Despite struggling academically at school and being the “little shy kid with the milk-bottle glasses,” Sean dreamed of becoming a paramedic. Although his grades and health meant that this was likely to be an unachievable goal, his school sent him on a week-long course with the London Fire Brigade to broaden his perspective.
“I think they were trying to steer me in a different direction,” Sean concedes. “But it actually awoke something inside of me that made me realise there were other options than being a paramedic; other ways that I could help people.”
The other interest instrumental to Sean’s work today was technology. Having always had a natural affinity for computers and tech, he completed an IT apprenticeship through which he discovered a passion for entrepreneurship. It was this that spurred him on to work for himself, rather than for someone else.
Following his first epileptic fit after being attacked while at Buckinghamshire New University, Sean was forced to return home as his health issues snowballed. Through his IT contacts, he began using Microsoft wearable technology with sensors that monitor seizure activity and relay data back to medical teams. It was this that sparked Sean’s entrepreneurial vision.
“One of the things I started looking at was how we actually use that technology. How do I take the learnings from [the wearable tech] as well as some of the other stuff that I was already looking at, and go and do more?
“One dream I’d always had was to create my own charity, although some advice from my contacts within Microsoft suggested starting out as a business first. Create a fully-profitable commercial business, build things up that way and then define the charity later. That is basically how War on Epilepsy was born.”
An estimated 600,000 people in the UK – almost one in every 100 – are believed to suffer from epilepsy, with around 87 new diagnoses made every day. The condition costs the NHS around £2bn annually to treat, and leads to three per cent of all Accident and Emergency visits and 1.3 million days in hospital each year.
Through his own experiences, Sean realised that wearable med-tech doesn’t just benefit healthcare teams, but can also be used to help patients regain their own independence and reassure carers and families. It’s also a crucial data source for charities and other social enterprises, Sean points out: “How can we help organisations like the NHS or the Epilepsy Society with the work they already do, when they’re constantly over-stretched, under-resourced, under-funded, and struggling to cover costs?”

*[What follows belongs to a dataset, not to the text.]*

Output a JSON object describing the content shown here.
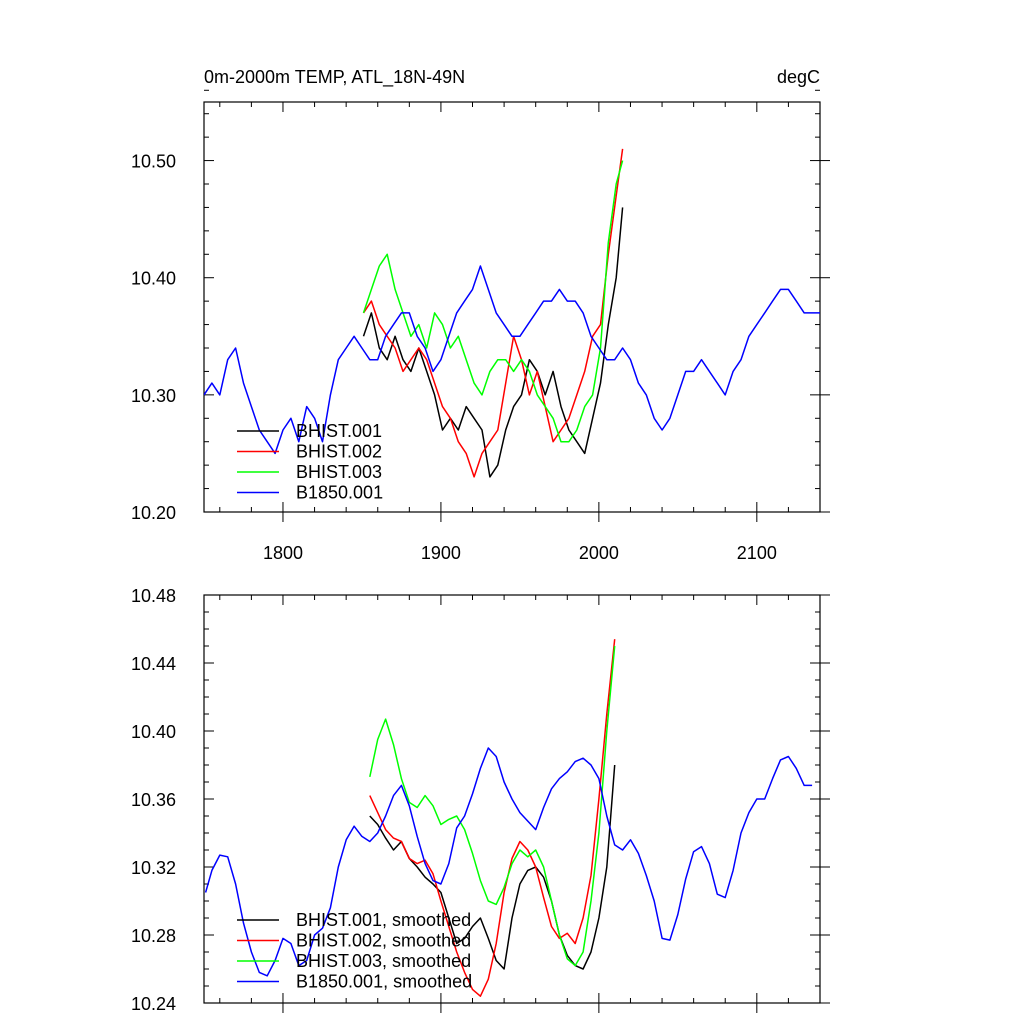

The solution, he says, lies in remote monitoring, made possible through wearable med-tech. “So instead of going to hospital for a test where they can't recreate the triggers or the scenario where you had the episode (and so highly unlikely to capture a true representation of the seizure) we can use ‘the future’, things like remote monitoring, to greater empower patients to take the lead in their own care.”
Sean’s pioneering approach to med-tech is helping solve medical issues as well as the societal implications. He tells us that there are at least three different forms of epilepsy that won't be captured on a CT scan, an MRI or an EEG, and so always-on wearable patient monitoring can make huge strides in completely informed treatment options and how well prescribed medication is working.

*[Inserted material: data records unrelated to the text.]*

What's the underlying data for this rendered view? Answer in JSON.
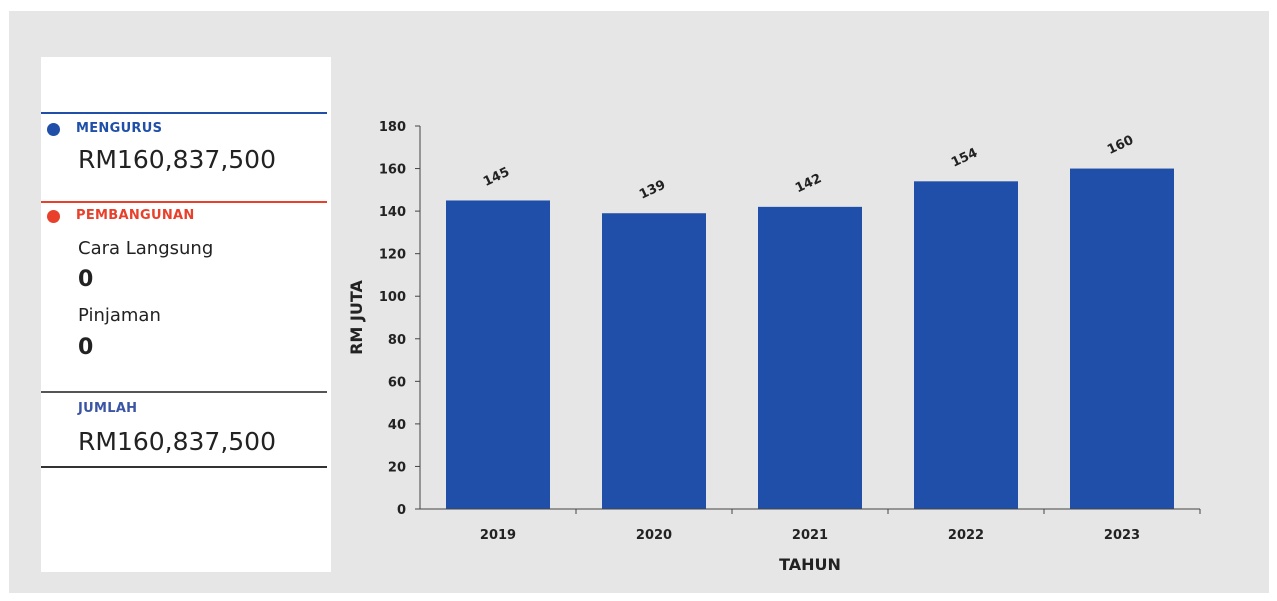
{
  "summary": {
    "mengurus": {
      "label": "MENGURUS",
      "amount": "RM160,837,500",
      "color": "#1f4fa8"
    },
    "pembangunan": {
      "label": "PEMBANGUNAN",
      "color": "#e8402a",
      "items": [
        {
          "label": "Cara Langsung",
          "value": "0"
        },
        {
          "label": "Pinjaman",
          "value": "0"
        }
      ]
    },
    "jumlah": {
      "label": "JUMLAH",
      "amount": "RM160,837,500",
      "color": "#3b55a5"
    }
  },
  "chart_data": {
    "type": "bar",
    "categories": [
      "2019",
      "2020",
      "2021",
      "2022",
      "2023"
    ],
    "values": [
      145,
      139,
      142,
      154,
      160
    ],
    "data_labels": [
      "145",
      "139",
      "142",
      "154",
      "160"
    ],
    "xlabel": "TAHUN",
    "ylabel": "RM JUTA",
    "ylim": [
      0,
      180
    ],
    "yticks": [
      "0",
      "20",
      "40",
      "60",
      "80",
      "100",
      "120",
      "140",
      "160",
      "180"
    ],
    "bar_color": "#1f4fa8",
    "grid": false
  }
}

Fundamentally though, Sean’s aim is to empower those suffering from illness and disability. He says: “We want to not only provide as much support as possible to those with disabilities and support those that are long-term unemployed back into work, but also to look at how we can encourage the government to bring about changes. Changes that empower those with disabilities to take the lead, not just in their own care but to say ‘this is how you can help someone with this condition and this is how this should become standard.’”

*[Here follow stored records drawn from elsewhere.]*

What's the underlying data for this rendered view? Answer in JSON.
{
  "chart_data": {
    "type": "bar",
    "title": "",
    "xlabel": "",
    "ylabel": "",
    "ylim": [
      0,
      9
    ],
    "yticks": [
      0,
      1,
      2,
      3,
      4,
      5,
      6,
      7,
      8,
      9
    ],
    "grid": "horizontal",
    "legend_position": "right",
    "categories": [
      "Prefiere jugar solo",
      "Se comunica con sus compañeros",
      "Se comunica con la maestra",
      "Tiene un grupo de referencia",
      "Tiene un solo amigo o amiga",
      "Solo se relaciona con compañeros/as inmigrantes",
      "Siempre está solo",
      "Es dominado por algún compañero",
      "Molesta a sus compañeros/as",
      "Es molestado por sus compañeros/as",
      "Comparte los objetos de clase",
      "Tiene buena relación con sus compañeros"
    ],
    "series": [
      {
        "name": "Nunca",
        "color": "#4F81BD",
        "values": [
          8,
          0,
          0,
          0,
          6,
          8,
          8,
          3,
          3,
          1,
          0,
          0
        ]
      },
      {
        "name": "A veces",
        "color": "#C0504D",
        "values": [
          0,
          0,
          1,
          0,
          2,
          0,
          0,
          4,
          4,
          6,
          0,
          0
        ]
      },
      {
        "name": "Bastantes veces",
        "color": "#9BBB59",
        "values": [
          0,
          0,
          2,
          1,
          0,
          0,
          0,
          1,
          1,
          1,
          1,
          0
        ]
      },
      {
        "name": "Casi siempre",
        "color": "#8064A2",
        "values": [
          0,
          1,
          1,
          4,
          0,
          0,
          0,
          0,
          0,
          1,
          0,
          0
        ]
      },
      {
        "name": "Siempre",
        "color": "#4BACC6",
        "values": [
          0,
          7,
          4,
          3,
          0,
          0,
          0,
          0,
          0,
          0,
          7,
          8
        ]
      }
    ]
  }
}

One of War on Epilepsy’s main aims is to look to challenge and reframe the perception of disabled workers as “differently-abled”, he says. “Disability isn’t always a weakness. Particularly after I come around from a seizure, my brain often tends to spin out loads of different ideas, ones that no one else has thought of.
“Often, people with disabilities think differently from those who are fully-able bodied, because they have their own challenges to overcome, assessing and overcoming problems, and they have to look at things differently.”